Wolf się odnalazł! Po latach nieobecności przepadnięty bez wieści syn rodziny Arrendale'ów powraca do kraju, by przywrócić spokój w rodzinie, dobre imię sobie, a nade wszystko - zrobić porządek ze swołoczą, która swoje przewiny zapisuje na jego konto siejąc ferment i zgniliznę.

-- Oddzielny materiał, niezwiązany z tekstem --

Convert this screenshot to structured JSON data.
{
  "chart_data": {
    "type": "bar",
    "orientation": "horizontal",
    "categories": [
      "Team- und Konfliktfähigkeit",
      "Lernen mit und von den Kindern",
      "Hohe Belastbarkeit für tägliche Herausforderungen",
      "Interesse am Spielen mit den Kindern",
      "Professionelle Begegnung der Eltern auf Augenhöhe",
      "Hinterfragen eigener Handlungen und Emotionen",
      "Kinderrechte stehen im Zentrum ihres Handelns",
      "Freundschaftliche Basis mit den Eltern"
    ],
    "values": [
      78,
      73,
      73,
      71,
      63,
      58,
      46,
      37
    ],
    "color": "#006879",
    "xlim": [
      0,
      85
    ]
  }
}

Z efektem, jak by tu rzec... Powiedzmy, że bliskim apopleksji. Zdumiewa łatwość, z jaką zaprawiony w fortelach i podstępach człek daje się zwieść i schwytać w pułapkę. Zdumiewa niedomyślność Grace, która znając sytuację Meesden lekceważy tak oczywistą wskazówkę jak święta książka na sukience. Zdumiewa ignorancja przedstawicieli prawa - nie tylko tych z Bow Street ale sędziów pokoju również. Zdumiewa wreszcie opracowanie redakcyjne, które przez ćwierć książki przepuszcza tfu-rczość z rodzaju: "Jakby go przywoływany jej myślami... ","Grace czuła się jak dzikie zwierzątko (...) - Muszę się doprowadzić do porządku - oświadczył (Grace)", " Weź się w ga nakazała sobie Grace", by gładko przejść w takie, na którym przyjemnie zawiesić oko. Aż spojrzałam na stronę redakcyjną, bo kontrast jest zgoła powalający. Śmiem twierdzić, że za sprawą oka i ręki Julii Karskiej, bo pani Ordęga dokłada starań, by kojarzyć się jak najgorzej. To z tego powodu "Odzyskać honor" niezasłużenie traci punkty. A gdy przebiłam się już przez redakcyjne bagno i zaczęłam mieć satysfakcję, że oto trafiła się ożywcza lektura bez opisów drażnienia międzynóża - dosłownie na ostatnich stronach książki Mallory zrzuciła na mnie coitus, który całkiem niezły romans pociągnął na dno. Że tak powiem: poszedł się chędożyć. Trochę szkoda.
I szczerze boli mnie, że książka wygląda jak wygląda. "Odzyskać honor" to dobry romans. Wciągający, sympatyczny, ciekawie rozbudowany. Niestety, to także urokliwa farfurka, której jakiś zbrodniarz zrobił wielką krzywdę.